The Royal Queen of Rhudanistan is Not Your Friend: New Take on Wire Transfer Scam

State Attorneys General throughout the country are seeing an increase in the number of consumers getting bamboozled out of thousands from a new scheme that is a remake on an old sweepstakes scam: the wire transfer.

The old scam works like this: you receive an email from a “National Sweepstakes” representative, typically in Canada, who informs you that you’ve won a million dollar lottery. All that’s needed to transfer the money to your account is a wire transfer of a few hundred dollars for “handling.” The wire transfer is a favorite of con artists because once the cash leaves the mark’s account, it’s often impossible to trace.

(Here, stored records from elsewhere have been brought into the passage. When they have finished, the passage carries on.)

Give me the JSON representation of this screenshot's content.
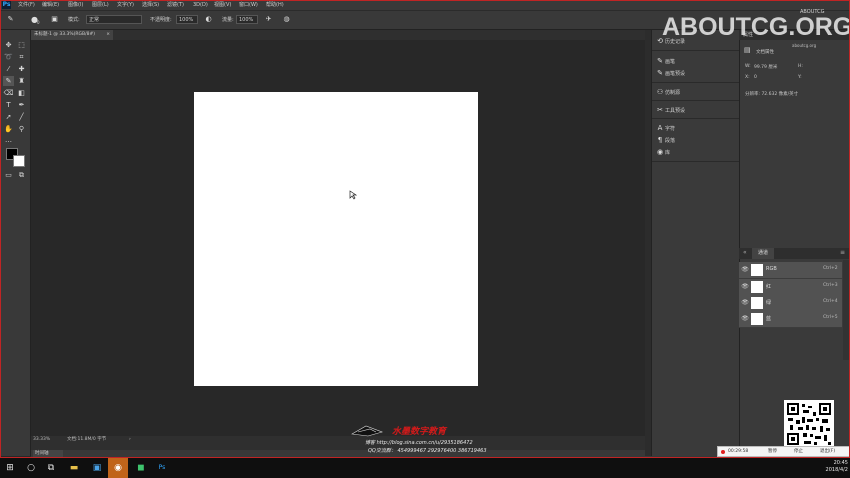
{
  "app": {
    "logo": "Ps"
  },
  "menubar": {
    "items": [
      "文件(F)",
      "编辑(E)",
      "图像(I)",
      "图层(L)",
      "文字(Y)",
      "选择(S)",
      "滤镜(T)",
      "3D(D)",
      "视图(V)",
      "窗口(W)",
      "帮助(H)"
    ]
  },
  "options": {
    "brush_size": "0",
    "mode_label": "模式:",
    "mode_value": "正常",
    "opacity_label": "不透明度:",
    "opacity_value": "100%",
    "flow_label": "流量:",
    "flow_value": "100%"
  },
  "document": {
    "tab_title": "未标题-1 @ 33.3%(RGB/8#)",
    "zoom": "33.33%",
    "doc_info": "文档:11.8M/0 字节"
  },
  "timeline": {
    "tab": "时间轴"
  },
  "dock1": {
    "items": [
      {
        "icon": "history-icon",
        "glyph": "⟲",
        "label": "历史记录"
      },
      {
        "icon": "brush-icon",
        "glyph": "✎",
        "label": "画笔"
      },
      {
        "icon": "brush-presets-icon",
        "glyph": "✎",
        "label": "画笔预设"
      },
      {
        "icon": "clone-source-icon",
        "glyph": "⚇",
        "label": "仿制源"
      },
      {
        "icon": "tool-presets-icon",
        "glyph": "✂",
        "label": "工具预设"
      },
      {
        "icon": "character-icon",
        "glyph": "A",
        "label": "字符"
      },
      {
        "icon": "paragraph-icon",
        "glyph": "¶",
        "label": "段落"
      },
      {
        "icon": "library-icon",
        "glyph": "◉",
        "label": "库"
      }
    ]
  },
  "properties": {
    "header": "属性",
    "doc_props": "文档属性",
    "w_label": "W:",
    "w_value": "99.79 厘米",
    "h_label": "H:",
    "x_label": "X:",
    "x_value": "0",
    "y_label": "Y:",
    "resolution": "分辨率: 72.632 像素/英寸"
  },
  "channels": {
    "tab": "通道",
    "rows": [
      {
        "name": "RGB",
        "shortcut": "Ctrl+2"
      },
      {
        "name": "红",
        "shortcut": "Ctrl+3"
      },
      {
        "name": "绿",
        "shortcut": "Ctrl+4"
      },
      {
        "name": "蓝",
        "shortcut": "Ctrl+5"
      }
    ]
  },
  "watermark": {
    "logo": "ABOUTCG.ORG",
    "sub": "ABOUTCG",
    "sub2": "aboutcg.org"
  },
  "credits": {
    "line1": "水墨数字教育",
    "line2": "博客 http://blog.sina.com.cn/u/2935186472",
    "line3": "QQ交流群：  454999467    292976400    386719463"
  },
  "recorder": {
    "time": "00:29:58",
    "pause": "暂停",
    "stop": "停止",
    "exit": "退出(F)"
  },
  "taskbar": {
    "time": "20:45",
    "date": "2018/4/2"
  },
  "colors": {
    "accent_red": "#c02424",
    "ps_blue": "#31a8ff"
  }
}
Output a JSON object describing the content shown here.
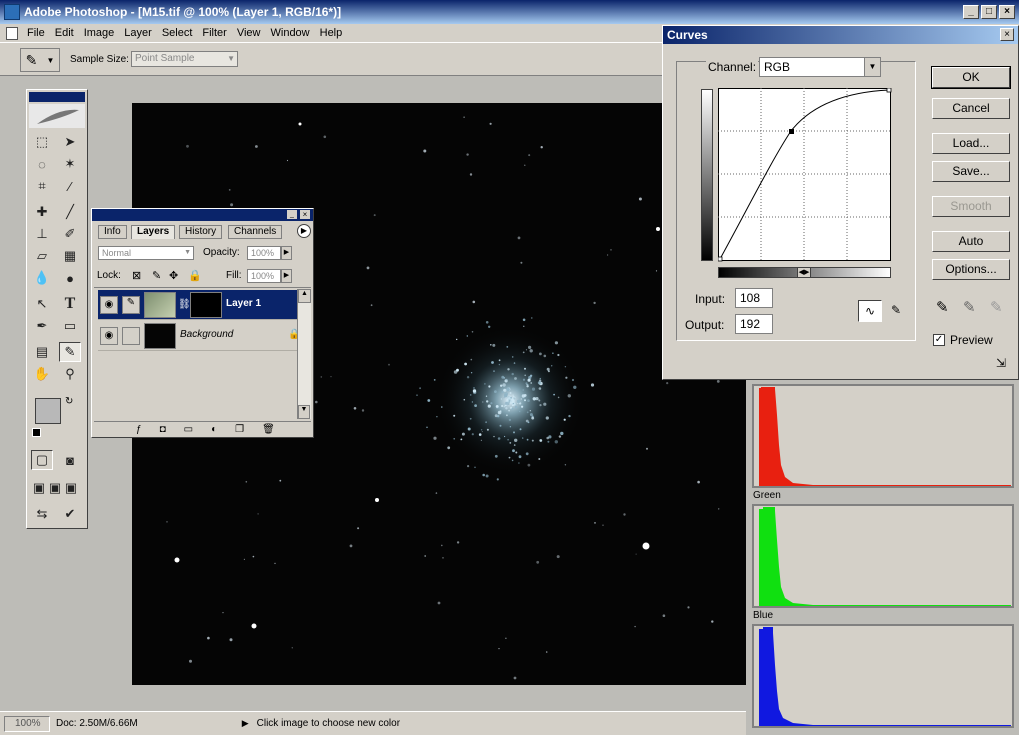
{
  "window": {
    "title": "Adobe Photoshop - [M15.tif @ 100% (Layer 1, RGB/16*)]"
  },
  "menu": {
    "items": [
      "File",
      "Edit",
      "Image",
      "Layer",
      "Select",
      "Filter",
      "View",
      "Window",
      "Help"
    ]
  },
  "options_bar": {
    "sample_size_label": "Sample Size:",
    "sample_size_value": "Point Sample"
  },
  "layers_palette": {
    "tabs": [
      "Info",
      "Layers",
      "History",
      "Channels"
    ],
    "blend_mode": "Normal",
    "opacity_label": "Opacity:",
    "opacity_value": "100%",
    "lock_label": "Lock:",
    "fill_label": "Fill:",
    "fill_value": "100%",
    "layers": [
      {
        "name": "Layer 1",
        "selected": true
      },
      {
        "name": "Background",
        "selected": false
      }
    ]
  },
  "curves": {
    "title": "Curves",
    "channel_label": "Channel:",
    "channel_value": "RGB",
    "input_label": "Input:",
    "input_value": "108",
    "output_label": "Output:",
    "output_value": "192",
    "buttons": {
      "ok": "OK",
      "cancel": "Cancel",
      "load": "Load...",
      "save": "Save...",
      "smooth": "Smooth",
      "auto": "Auto",
      "options": "Options..."
    },
    "preview_label": "Preview",
    "preview_checked": true
  },
  "histograms": {
    "green_label": "Green",
    "blue_label": "Blue"
  },
  "status_bar": {
    "zoom": "100%",
    "doc_size": "Doc: 2.50M/6.66M",
    "hint": "Click image to choose new color"
  },
  "colors": {
    "accent": "#0a246a",
    "red": "#e82010",
    "green": "#10e010",
    "blue": "#1018e0"
  }
}
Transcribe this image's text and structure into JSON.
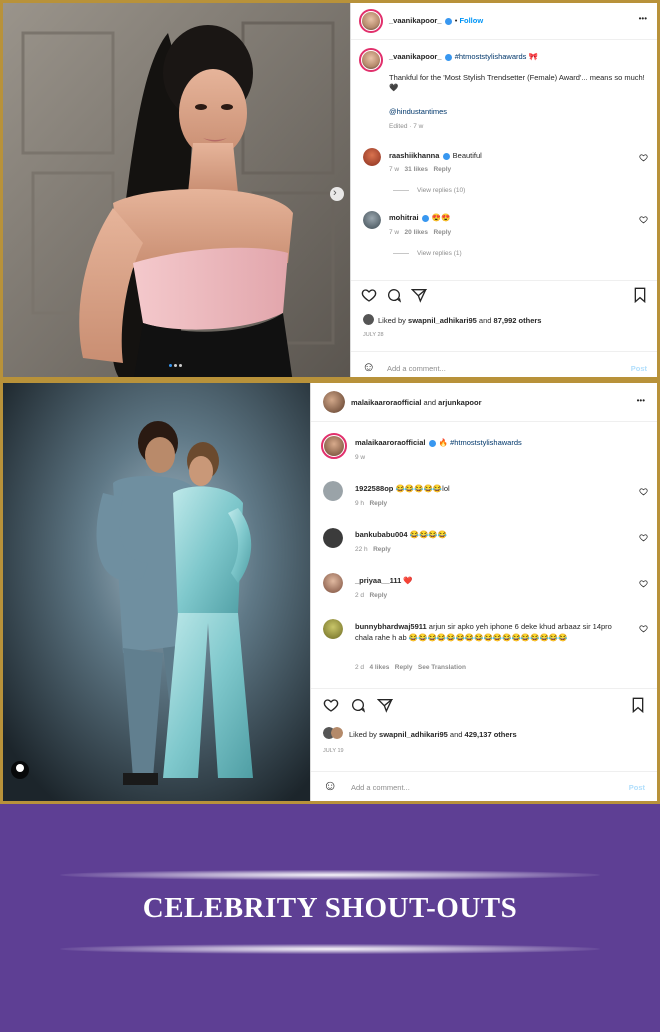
{
  "post1": {
    "username": "_vaanikapoor_",
    "follow_label": "Follow",
    "more_label": "•••",
    "caption_username": "_vaanikapoor_",
    "caption_hashtag": "#htmoststylishawards",
    "caption_text": "Thankful for the 'Most Stylish Trendsetter (Female) Award'... means so much!",
    "caption_mention": "@hindustantimes",
    "caption_meta": "Edited · 7 w",
    "comments": [
      {
        "username": "raashiikhanna",
        "text": "Beautiful",
        "time": "7 w",
        "likes": "31 likes",
        "reply": "Reply",
        "view_replies": "View replies (10)"
      },
      {
        "username": "mohitrai",
        "text": "",
        "time": "7 w",
        "likes": "20 likes",
        "reply": "Reply",
        "view_replies": "View replies (1)"
      }
    ],
    "liked_prefix": "Liked by",
    "liked_user": "swapnil_adhikari95",
    "liked_suffix": "and",
    "liked_others": "87,992 others",
    "date": "JULY 28",
    "add_comment": "Add a comment...",
    "post_label": "Post"
  },
  "post2": {
    "header_user1": "malaikaaroraofficial",
    "header_and": "and",
    "header_user2": "arjunkapoor",
    "more_label": "•••",
    "caption_username": "malaikaaroraofficial",
    "caption_hashtag": "#htmoststylishawards",
    "caption_meta": "9 w",
    "comments": [
      {
        "username": "1922588op",
        "text": "😂😂😂😂😂lol",
        "time": "9 h",
        "likes": "",
        "reply": "Reply",
        "see_translation": ""
      },
      {
        "username": "bankubabu004",
        "text": "😂😂😂😂",
        "time": "22 h",
        "likes": "",
        "reply": "Reply",
        "see_translation": ""
      },
      {
        "username": "_priyaa__111",
        "text": "❤️",
        "time": "2 d",
        "likes": "",
        "reply": "Reply",
        "see_translation": ""
      },
      {
        "username": "bunnybhardwaj5911",
        "text": "arjun sir apko yeh iphone 6 deke khud arbaaz sir 14pro chala rahe h ab 😂😂😂😂😂😂😂😂😂😂😂😂😂😂😂😂😂",
        "time": "2 d",
        "likes": "4 likes",
        "reply": "Reply",
        "see_translation": "See Translation"
      }
    ],
    "liked_prefix": "Liked by",
    "liked_user": "swapnil_adhikari95",
    "liked_suffix": "and",
    "liked_others": "429,137 others",
    "date": "JULY 19",
    "add_comment": "Add a comment...",
    "post_label": "Post"
  },
  "banner": {
    "title": "CELEBRITY SHOUT-OUTS"
  },
  "colors": {
    "banner_bg": "#5e3f94",
    "frame_border": "#b8923a",
    "link": "#00376b",
    "verified": "#3897f0"
  }
}
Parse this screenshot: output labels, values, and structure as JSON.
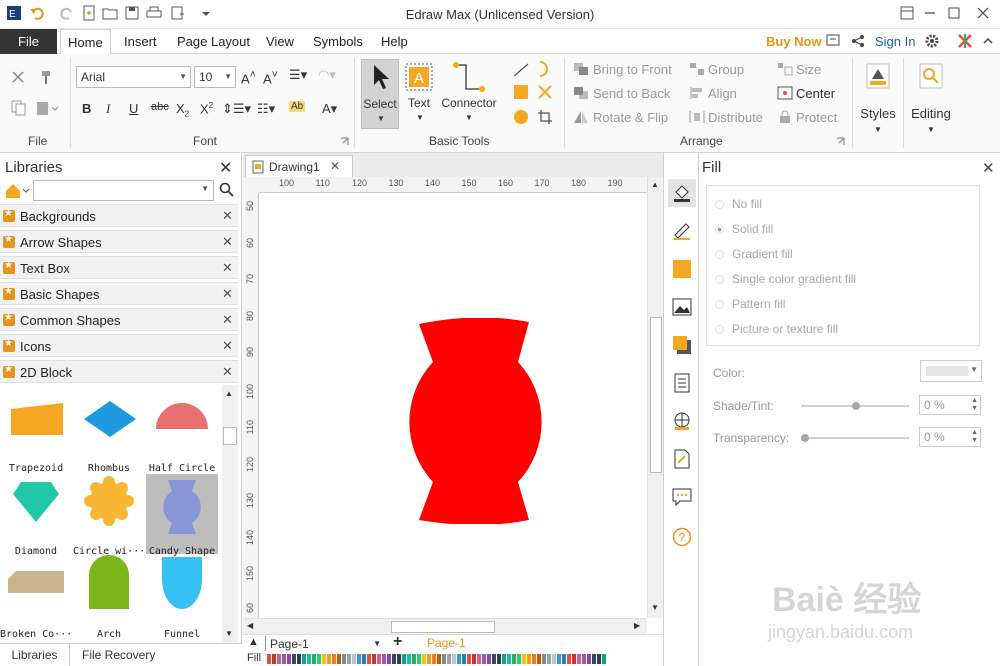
{
  "app": {
    "title": "Edraw Max (Unlicensed Version)"
  },
  "menu": {
    "file": "File",
    "items": [
      "Home",
      "Insert",
      "Page Layout",
      "View",
      "Symbols",
      "Help"
    ],
    "buy_now": "Buy Now",
    "sign_in": "Sign In"
  },
  "ribbon": {
    "groups": {
      "file": "File",
      "font": "Font",
      "basic_tools": "Basic Tools",
      "arrange": "Arrange"
    },
    "font_name": "Arial",
    "font_size": "10",
    "tools": {
      "select": "Select",
      "text": "Text",
      "connector": "Connector"
    },
    "arrange": {
      "bring_to_front": "Bring to Front",
      "send_to_back": "Send to Back",
      "rotate_flip": "Rotate & Flip",
      "group": "Group",
      "align": "Align",
      "distribute": "Distribute",
      "size": "Size",
      "center": "Center",
      "protect": "Protect"
    },
    "styles": "Styles",
    "editing": "Editing"
  },
  "libraries": {
    "title": "Libraries",
    "categories": [
      "Backgrounds",
      "Arrow Shapes",
      "Text Box",
      "Basic Shapes",
      "Common Shapes",
      "Icons",
      "2D Block"
    ],
    "shapes": [
      {
        "label": "Trapezoid",
        "color": "#f5a623"
      },
      {
        "label": "Rhombus",
        "color": "#1e9be0"
      },
      {
        "label": "Half Circle",
        "color": "#e87070"
      },
      {
        "label": "Diamond",
        "color": "#22c7a8"
      },
      {
        "label": "Circle wi···",
        "color": "#f7b733"
      },
      {
        "label": "Candy Shape",
        "color": "#8a95d8"
      },
      {
        "label": "Broken Co···",
        "color": "#c9b48f"
      },
      {
        "label": "Arch",
        "color": "#7cb518"
      },
      {
        "label": "Funnel",
        "color": "#35c1f1"
      }
    ],
    "tabs": {
      "libraries": "Libraries",
      "file_recovery": "File Recovery"
    }
  },
  "document": {
    "tab": "Drawing1",
    "page_select": "Page-1",
    "page_tab": "Page-1",
    "fill_label": "Fill",
    "shape_color": "#ff0000",
    "hruler": [
      "100",
      "110",
      "120",
      "130",
      "140",
      "150",
      "160",
      "170",
      "180",
      "190"
    ],
    "vruler": [
      "50",
      "60",
      "70",
      "80",
      "90",
      "100",
      "110",
      "120",
      "130",
      "140",
      "150",
      "60"
    ]
  },
  "fill_panel": {
    "title": "Fill",
    "options": [
      "No fill",
      "Solid fill",
      "Gradient fill",
      "Single color gradient fill",
      "Pattern fill",
      "Picture or texture fill"
    ],
    "selected_option": "Solid fill",
    "color_label": "Color:",
    "shade_label": "Shade/Tint:",
    "shade_value": "0 %",
    "transparency_label": "Transparency:",
    "transparency_value": "0 %"
  },
  "watermark": {
    "line1": "Baiè 经验",
    "line2": "jingyan.baidu.com"
  }
}
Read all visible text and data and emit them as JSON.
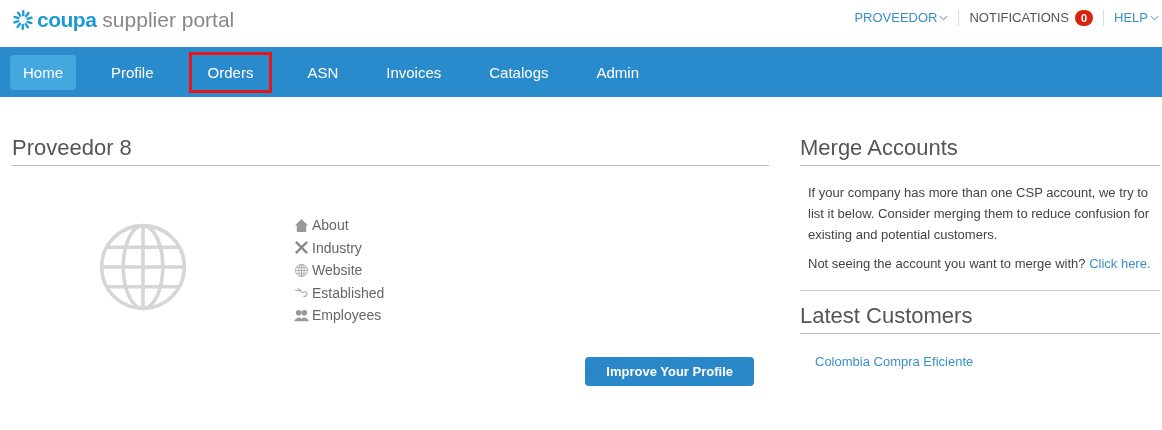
{
  "header": {
    "logo_brand": "coupa",
    "logo_product": "supplier portal",
    "menu": [
      {
        "kind": "dropdown",
        "label": "PROVEEDOR"
      },
      {
        "kind": "notifications",
        "label": "NOTIFICATIONS",
        "count": "0"
      },
      {
        "kind": "dropdown",
        "label": "HELP"
      }
    ]
  },
  "nav": [
    {
      "label": "Home",
      "selected": true,
      "highlighted": false
    },
    {
      "label": "Profile",
      "selected": false,
      "highlighted": false
    },
    {
      "label": "Orders",
      "selected": false,
      "highlighted": true
    },
    {
      "label": "ASN",
      "selected": false,
      "highlighted": false
    },
    {
      "label": "Invoices",
      "selected": false,
      "highlighted": false
    },
    {
      "label": "Catalogs",
      "selected": false,
      "highlighted": false
    },
    {
      "label": "Admin",
      "selected": false,
      "highlighted": false
    }
  ],
  "profile": {
    "title": "Proveedor 8",
    "fields": [
      "About",
      "Industry",
      "Website",
      "Established",
      "Employees"
    ],
    "button": "Improve Your Profile"
  },
  "merge": {
    "title": "Merge Accounts",
    "text": "If your company has more than one CSP account, we try to list it below. Consider merging them to reduce confusion for existing and potential customers.",
    "prompt": "Not seeing the account you want to merge with?",
    "link": "Click here."
  },
  "customers": {
    "title": "Latest Customers",
    "items": [
      "Colombia Compra Eficiente"
    ]
  }
}
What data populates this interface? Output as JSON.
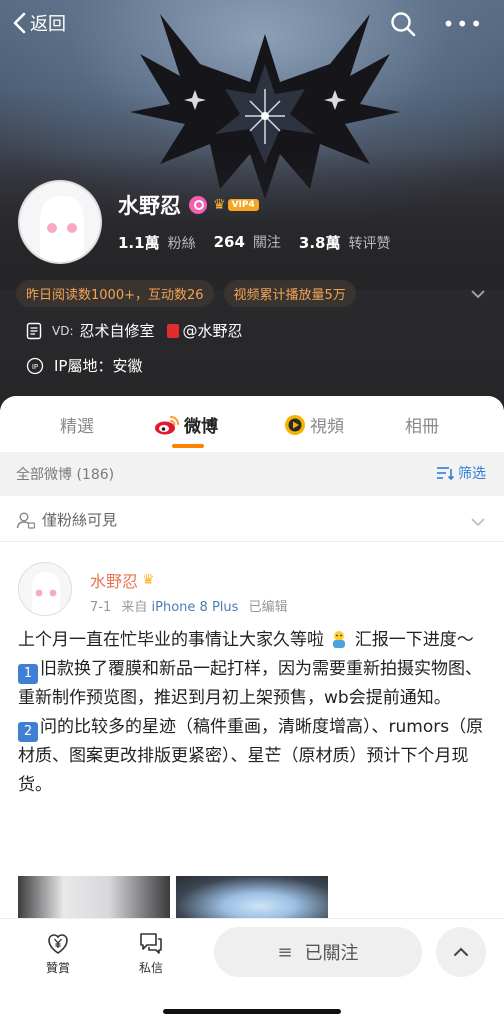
{
  "header": {
    "back_label": "返回",
    "profile": {
      "name": "水野忍",
      "vip_tag": "VIP4",
      "stats": [
        {
          "value": "1.1萬",
          "label": "粉絲"
        },
        {
          "value": "264",
          "label": "關注"
        },
        {
          "value": "3.8萬",
          "label": "转评赞"
        }
      ],
      "pills": [
        "昨日阅读数1000+，互动数26",
        "视频累计播放量5万"
      ],
      "vd_tag": "VD:",
      "vd_text": "忍术自修室",
      "vd_link": "@水野忍",
      "ip_text": "IP屬地：安徽"
    }
  },
  "tabs": [
    {
      "label": "精選",
      "active": false
    },
    {
      "label": "微博",
      "active": true
    },
    {
      "label": "視頻",
      "active": false
    },
    {
      "label": "相冊",
      "active": false
    }
  ],
  "filter": {
    "all_label": "全部微博 (186)",
    "filter_label": "筛选"
  },
  "visibility": {
    "label": "僅粉絲可見"
  },
  "post": {
    "author": "水野忍",
    "date": "7-1",
    "from_prefix": "来自",
    "device": "iPhone 8 Plus",
    "edited": "已编辑",
    "line1": "上个月一直在忙毕业的事情让大家久等啦",
    "line1b": "汇报一下进度～",
    "item1_num": "1",
    "item1_text": "旧款换了覆膜和新品一起打样，因为需要重新拍摄实物图、重新制作预览图，推迟到月初上架预售，wb会提前通知。",
    "item2_num": "2",
    "item2_text": "问的比较多的星迹（稿件重画，清晰度增高）、rumors（原材质、图案更改排版更紧密）、星芒（原材质）预计下个月现货。"
  },
  "bottom_bar": {
    "reward_label": "贊賞",
    "message_label": "私信",
    "follow_label": "已關注"
  },
  "colors": {
    "accent_orange": "#ff8200",
    "link_blue": "#2d7fd3",
    "name_orange": "#eb7350"
  }
}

The new scam still involves a wire transfer, but instead of an email from a representative of a country showering you with sweepstakes winnings, an exiled royal family member begs for your help in reuniting her with her money. In exchange for accepting her funds into your U.S. account, she will split it with you. She assures you that a small fee will be charged from your account, but only if you provide a confirmation code. The code is bogus, and so is the royal family member. But the get-rich-quick scheme is enticing enough that many consumers are forking over their cash without asking questions (like why it is that the princess is writing to you).

The same rules apply to sweepstakes and money schemes that always have: don’t accept candy from strangers.